2.3.3.3. Círculo de amigos

Numa folha A3, representámos quatro circunferências concêntricas. Na mais pequena, pedimos que nomeassem as pessoas sem as quais não conseguiriam viver (Círculo da Intimidade). Na seguinte, os amigos indispensáveis (Círculo da Amizade). Na seguinte, outras pessoas amigas, colegas, parceiros de grupos/clubes a que pertençam (Círculo da Participação). Finalmente, outras pessoas importantes na sua vida como prestadores de serviços, com quem podem contar, em circunstâncias específicas (Círculo da Troca).

Com a utilização desta técnica (Stainback e Stainback,2008: 97-100), quisemos conhecer que pessoas os alunos reconhecem como merecedoras de um significado nas suas vidas, discernindo, sobretudo, se os seus círculos contemplam elementos da comunidade escolar. Tivemos oportunidade de implementar esta técnica apenas a 7 dos 10 alunos (A7).

2.3.4. Tratamento dos dados

Atendendo a que “a interpretação é uma questão de relações entre os dados” (Graue,2003:192), procedemos a uma análise de conteúdo qualitativa, desenvolvendo categorias de codificação (A4), de forma a “reduzir o material textual” (Flick,2005:180). Obviamente, há um grau de subjectividade do qual não nos podemos desenredar que resulta do facto de a codificação se basear nas “questões e preocupações de investigação” (Bogdan e Biklen,1994:221). Segundo Graue (2003:192), a interpretação é a criação de significados.
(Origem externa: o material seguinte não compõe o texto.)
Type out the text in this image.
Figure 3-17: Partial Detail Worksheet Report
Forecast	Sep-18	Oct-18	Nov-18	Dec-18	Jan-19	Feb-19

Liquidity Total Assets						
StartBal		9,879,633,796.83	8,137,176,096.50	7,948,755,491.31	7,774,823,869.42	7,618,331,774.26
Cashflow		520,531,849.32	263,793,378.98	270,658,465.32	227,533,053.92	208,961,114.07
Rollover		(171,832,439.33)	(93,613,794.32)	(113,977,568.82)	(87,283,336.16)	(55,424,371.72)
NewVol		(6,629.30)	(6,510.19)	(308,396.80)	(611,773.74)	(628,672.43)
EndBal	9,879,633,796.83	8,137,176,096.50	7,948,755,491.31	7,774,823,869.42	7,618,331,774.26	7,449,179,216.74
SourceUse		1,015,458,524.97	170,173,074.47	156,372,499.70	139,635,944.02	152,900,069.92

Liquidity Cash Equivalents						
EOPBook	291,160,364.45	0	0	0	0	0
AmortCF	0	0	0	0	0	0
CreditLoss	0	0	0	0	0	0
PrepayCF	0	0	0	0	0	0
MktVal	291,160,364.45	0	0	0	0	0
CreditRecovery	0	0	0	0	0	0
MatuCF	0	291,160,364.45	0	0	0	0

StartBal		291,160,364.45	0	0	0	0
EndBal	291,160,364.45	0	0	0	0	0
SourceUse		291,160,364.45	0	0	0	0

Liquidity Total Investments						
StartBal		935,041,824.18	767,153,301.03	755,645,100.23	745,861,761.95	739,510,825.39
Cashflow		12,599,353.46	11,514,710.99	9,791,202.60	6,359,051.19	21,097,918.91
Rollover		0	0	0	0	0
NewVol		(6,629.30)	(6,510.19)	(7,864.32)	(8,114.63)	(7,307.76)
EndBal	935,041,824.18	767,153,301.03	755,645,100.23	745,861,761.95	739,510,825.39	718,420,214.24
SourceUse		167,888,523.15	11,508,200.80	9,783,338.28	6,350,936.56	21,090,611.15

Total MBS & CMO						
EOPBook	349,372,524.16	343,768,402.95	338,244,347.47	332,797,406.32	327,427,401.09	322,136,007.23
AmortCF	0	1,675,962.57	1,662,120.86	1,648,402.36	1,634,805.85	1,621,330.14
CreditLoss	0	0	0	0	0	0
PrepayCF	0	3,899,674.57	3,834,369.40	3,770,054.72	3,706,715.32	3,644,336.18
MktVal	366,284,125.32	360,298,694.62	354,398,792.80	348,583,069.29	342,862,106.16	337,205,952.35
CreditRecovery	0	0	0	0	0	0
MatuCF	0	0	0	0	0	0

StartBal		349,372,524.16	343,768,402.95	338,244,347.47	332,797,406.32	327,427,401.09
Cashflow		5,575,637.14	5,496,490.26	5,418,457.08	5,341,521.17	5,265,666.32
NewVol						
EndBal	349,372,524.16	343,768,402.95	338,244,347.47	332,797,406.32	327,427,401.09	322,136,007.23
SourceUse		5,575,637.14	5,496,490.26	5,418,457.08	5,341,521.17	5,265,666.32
Como criação, poderá resvalar para um domínio cientificamente inconsistente e falível. Contudo, este exercício interpretativo e compreensivo é validado na medida em que se mantenha uma relação com os contextos locais e simultaneamente com o contexto dos quadros teóricos (idem:190). Apesar das limitações do método, tentámos usar um sentido de honestidade que passou, sobretudo, por mantermos fidelidade ao discurso dos actores e não perdermos de vista o enquadramento teórico.